À M. ARMAND BARBÈS, AU DONJON DE VINCENNES


Nohant, 8 décembre 1848.


Cher ami,

Voilà trois ou quatre lettres que je vous écris, que je fais porter à Paris, et qu’on ne trouve pas le moyen de vous faire passer, apparemment parce qu’on s’y prend mal, ou qu’il y a entre vous et moi un guignon particulier. Je vous envoie la dernière, pour que vous voyiez que je n’ai pas cessé de penser à vous.

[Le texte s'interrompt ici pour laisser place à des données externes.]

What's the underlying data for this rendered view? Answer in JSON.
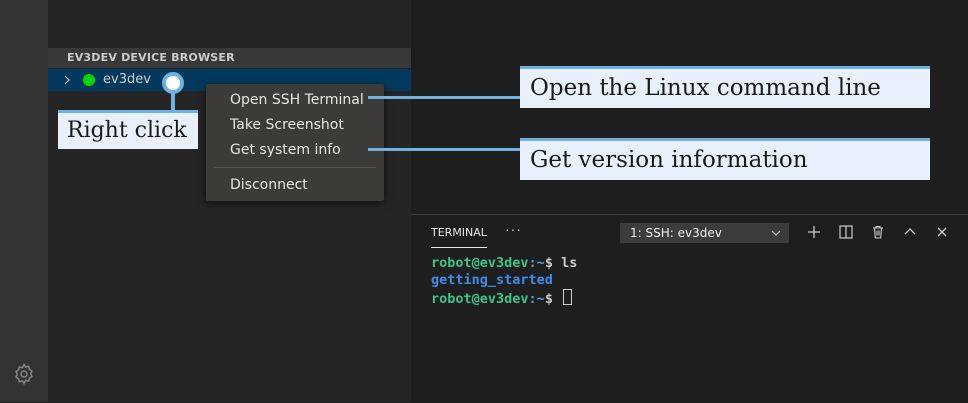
{
  "sidebar": {
    "section_title": "EV3DEV DEVICE BROWSER",
    "device": {
      "name": "ev3dev",
      "status_color": "#00d800"
    }
  },
  "context_menu": {
    "items": [
      {
        "label": "Open SSH Terminal"
      },
      {
        "label": "Take Screenshot"
      },
      {
        "label": "Get system info"
      },
      {
        "label": "Disconnect"
      }
    ]
  },
  "callouts": {
    "right_click": "Right click",
    "ssh_terminal": "Open the Linux command line",
    "system_info": "Get version information"
  },
  "panel": {
    "tab_label": "TERMINAL",
    "more_label": "···",
    "terminal_select": "1: SSH: ev3dev",
    "icons": [
      "plus-icon",
      "split-icon",
      "trash-icon",
      "chevron-up-icon",
      "close-icon"
    ]
  },
  "terminal": {
    "line1": {
      "user": "robot@ev3dev",
      "path": ":~",
      "prompt": "$ ",
      "command": "ls"
    },
    "line2": {
      "output": "getting_started"
    },
    "line3": {
      "user": "robot@ev3dev",
      "path": ":~",
      "prompt": "$ "
    }
  },
  "colors": {
    "accent": "#6fb1e1",
    "callout_bg": "#e8f1fb",
    "selection": "#04395e",
    "prompt_user": "#3ec48a",
    "directory": "#3b8eea"
  }
}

Cette fois, on m’assure qu’on réussira à vous faire tenir ma lettre. Ce qui fait que je n’insiste pas trop, c’est que je n’ai rien de pressé et de particulier à vous dire en fait de politique. Sur ce chapitre-là, je sais ce que vous pensez et vous savez ce que je pense. Ce à quoi je tiens, c’est que vous ne croyiez pas que je vous oublie un seul instant, vous le meilleur de tous. Ce qui se passe au dehors, vous le savez sans doute.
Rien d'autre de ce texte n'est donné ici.